Some whispered in another language about the batik I wore. It ended with “Anyway, he doesn’t understand what we’re talking about.” Other, I don’t know whether it’s true or not, says that I looked like a hotel manager. Last, a person says that I looked like a bellboy. I don’t know whether he was trying to be critical, jealous or what. But if any of them reads this article, some probable responses are, “I didn’t say that” or “Why did I put such a trivial matter online?”
If only they know and understand what batik has been up to, such comments might become ridiculous. Batik has been claimed by many countries especially in Southeast Asia. You can find some of the problems online but I suggest you not to go to provocative sites or blogs as their discussions are subjective.
Back in my ‘tempat kost’, I heard some chit-chatting during the dinner about batik. One makes a remark that batik is not suitable to wear to school. That person studied in an international school when he was in Indonesia. I know most of them would laugh and undermine batik.
The only word that I could use for now is ‘miris’. When batik is a trend in Indonesia, some Indonesians are still looking down on it. It is also looked down here in Singapore when a young person wears it. It is no wonder why Blackberry is unpopular among students and housewives in Singapore. We simply have different thinkings and lifestyles.
What if I wore blangkon, sarung, safari and keris to school? Expect worse comments on it. My fellow Indonesians who are still loyal to ‘Ibu Pertiwi’, ignore their comments. Who else would preserve our heritage if it is not us?

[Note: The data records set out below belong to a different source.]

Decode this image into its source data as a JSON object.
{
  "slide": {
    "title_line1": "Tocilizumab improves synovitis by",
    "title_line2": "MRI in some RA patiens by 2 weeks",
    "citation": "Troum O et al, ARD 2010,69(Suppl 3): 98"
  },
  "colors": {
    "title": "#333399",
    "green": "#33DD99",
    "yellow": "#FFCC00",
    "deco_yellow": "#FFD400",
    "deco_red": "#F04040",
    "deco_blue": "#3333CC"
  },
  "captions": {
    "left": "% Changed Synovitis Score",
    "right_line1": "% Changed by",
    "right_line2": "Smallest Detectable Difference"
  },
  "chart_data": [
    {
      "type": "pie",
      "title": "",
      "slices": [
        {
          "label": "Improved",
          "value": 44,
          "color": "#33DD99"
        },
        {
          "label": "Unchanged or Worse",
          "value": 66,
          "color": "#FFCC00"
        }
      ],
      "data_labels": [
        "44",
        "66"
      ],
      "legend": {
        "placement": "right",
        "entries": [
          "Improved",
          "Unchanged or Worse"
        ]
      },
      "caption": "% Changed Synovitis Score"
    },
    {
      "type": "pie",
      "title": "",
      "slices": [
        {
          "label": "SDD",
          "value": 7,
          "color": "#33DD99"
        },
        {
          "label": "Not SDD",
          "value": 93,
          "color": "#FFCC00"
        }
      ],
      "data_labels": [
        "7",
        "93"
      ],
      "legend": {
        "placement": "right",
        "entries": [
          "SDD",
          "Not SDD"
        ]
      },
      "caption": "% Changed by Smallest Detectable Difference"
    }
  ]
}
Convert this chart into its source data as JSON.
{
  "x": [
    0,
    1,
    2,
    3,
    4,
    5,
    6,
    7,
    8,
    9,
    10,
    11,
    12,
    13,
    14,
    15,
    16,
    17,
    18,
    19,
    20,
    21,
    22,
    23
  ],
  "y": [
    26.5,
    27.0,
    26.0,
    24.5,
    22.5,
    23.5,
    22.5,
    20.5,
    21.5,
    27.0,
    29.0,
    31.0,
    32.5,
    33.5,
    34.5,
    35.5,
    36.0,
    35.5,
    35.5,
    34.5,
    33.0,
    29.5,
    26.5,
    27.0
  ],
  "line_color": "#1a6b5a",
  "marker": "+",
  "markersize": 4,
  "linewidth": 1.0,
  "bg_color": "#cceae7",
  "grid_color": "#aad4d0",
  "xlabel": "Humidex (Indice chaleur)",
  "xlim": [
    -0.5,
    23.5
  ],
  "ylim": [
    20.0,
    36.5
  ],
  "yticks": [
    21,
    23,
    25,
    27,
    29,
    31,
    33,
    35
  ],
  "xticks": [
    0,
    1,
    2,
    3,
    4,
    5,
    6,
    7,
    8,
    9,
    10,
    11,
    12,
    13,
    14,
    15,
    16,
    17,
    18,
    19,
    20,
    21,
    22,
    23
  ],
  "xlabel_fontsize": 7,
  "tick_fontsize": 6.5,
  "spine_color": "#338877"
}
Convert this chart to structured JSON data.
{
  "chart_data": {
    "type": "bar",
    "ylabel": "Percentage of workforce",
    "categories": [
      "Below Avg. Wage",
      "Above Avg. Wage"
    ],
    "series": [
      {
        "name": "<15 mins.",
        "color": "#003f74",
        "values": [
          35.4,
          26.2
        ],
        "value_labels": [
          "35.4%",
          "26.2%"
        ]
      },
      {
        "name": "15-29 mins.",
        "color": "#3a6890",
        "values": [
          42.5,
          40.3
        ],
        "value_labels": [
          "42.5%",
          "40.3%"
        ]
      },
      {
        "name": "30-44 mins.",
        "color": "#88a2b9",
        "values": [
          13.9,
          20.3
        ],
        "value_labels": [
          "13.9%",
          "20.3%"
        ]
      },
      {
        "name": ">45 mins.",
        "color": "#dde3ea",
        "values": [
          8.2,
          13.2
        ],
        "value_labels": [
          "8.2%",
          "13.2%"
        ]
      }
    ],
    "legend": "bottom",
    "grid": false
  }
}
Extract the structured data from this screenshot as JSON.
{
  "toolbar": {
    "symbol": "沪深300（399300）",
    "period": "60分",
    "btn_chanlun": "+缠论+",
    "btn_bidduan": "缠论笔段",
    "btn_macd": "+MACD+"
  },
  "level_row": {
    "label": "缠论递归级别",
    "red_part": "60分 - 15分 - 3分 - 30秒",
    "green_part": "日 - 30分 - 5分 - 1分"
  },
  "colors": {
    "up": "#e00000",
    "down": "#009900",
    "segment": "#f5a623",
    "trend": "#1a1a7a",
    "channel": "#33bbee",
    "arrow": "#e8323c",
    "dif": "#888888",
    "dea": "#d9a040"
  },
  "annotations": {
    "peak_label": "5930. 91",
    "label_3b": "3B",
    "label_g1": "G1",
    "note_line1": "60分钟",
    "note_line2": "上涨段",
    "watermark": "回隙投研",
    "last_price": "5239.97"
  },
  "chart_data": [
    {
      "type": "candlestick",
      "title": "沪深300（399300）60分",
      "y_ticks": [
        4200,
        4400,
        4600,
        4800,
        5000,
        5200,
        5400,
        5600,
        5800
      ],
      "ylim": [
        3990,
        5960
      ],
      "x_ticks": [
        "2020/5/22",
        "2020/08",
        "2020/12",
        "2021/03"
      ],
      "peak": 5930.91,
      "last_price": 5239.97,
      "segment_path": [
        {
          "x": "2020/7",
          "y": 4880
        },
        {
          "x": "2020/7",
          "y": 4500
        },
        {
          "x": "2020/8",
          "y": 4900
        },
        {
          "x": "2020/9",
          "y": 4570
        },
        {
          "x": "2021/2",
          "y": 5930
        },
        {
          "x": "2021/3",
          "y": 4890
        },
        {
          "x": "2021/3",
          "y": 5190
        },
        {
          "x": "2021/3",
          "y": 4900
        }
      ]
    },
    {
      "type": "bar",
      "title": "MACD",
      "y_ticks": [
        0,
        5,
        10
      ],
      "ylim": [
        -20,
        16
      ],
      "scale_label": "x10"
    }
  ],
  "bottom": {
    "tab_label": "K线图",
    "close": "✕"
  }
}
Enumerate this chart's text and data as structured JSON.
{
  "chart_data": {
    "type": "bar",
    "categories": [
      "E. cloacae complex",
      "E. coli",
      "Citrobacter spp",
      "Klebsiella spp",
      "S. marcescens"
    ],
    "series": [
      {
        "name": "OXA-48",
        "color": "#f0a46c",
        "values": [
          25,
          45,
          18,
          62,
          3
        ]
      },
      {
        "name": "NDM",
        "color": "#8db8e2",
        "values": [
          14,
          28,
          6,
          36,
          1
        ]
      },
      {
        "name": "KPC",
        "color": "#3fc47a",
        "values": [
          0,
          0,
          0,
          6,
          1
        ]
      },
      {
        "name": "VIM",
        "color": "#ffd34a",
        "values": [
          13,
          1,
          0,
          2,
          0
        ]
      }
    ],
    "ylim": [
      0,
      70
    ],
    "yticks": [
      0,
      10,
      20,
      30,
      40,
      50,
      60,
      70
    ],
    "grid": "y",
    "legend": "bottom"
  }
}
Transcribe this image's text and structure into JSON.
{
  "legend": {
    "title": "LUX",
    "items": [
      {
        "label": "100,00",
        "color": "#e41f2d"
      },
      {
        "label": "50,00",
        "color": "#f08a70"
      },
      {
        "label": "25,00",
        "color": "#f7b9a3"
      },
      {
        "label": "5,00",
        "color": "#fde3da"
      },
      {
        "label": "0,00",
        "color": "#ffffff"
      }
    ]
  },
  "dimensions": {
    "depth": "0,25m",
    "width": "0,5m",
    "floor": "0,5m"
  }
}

The batik shirt I wore today was bought during Enchanting Indonesia 2009 exhibition on Batik Keris stall. There is other traditional textile on sale, songket. I wish they had tenun ikat because in Bali, my lovely hometown, tenun ikat is more widely used than batik.
Batik Keris has brighter days in the ’70s and ’80s. I hope they will do well in the next decade. Report on Enchanting Indonesia 2009 will be available this weekend, hopefully.
Apa Kabar Bram and myself are committed in preserving Indonesian heritage. We are not trying to be like people who only can laugh but do nothing.
This article is posted from my Nokia N95. For now, good day.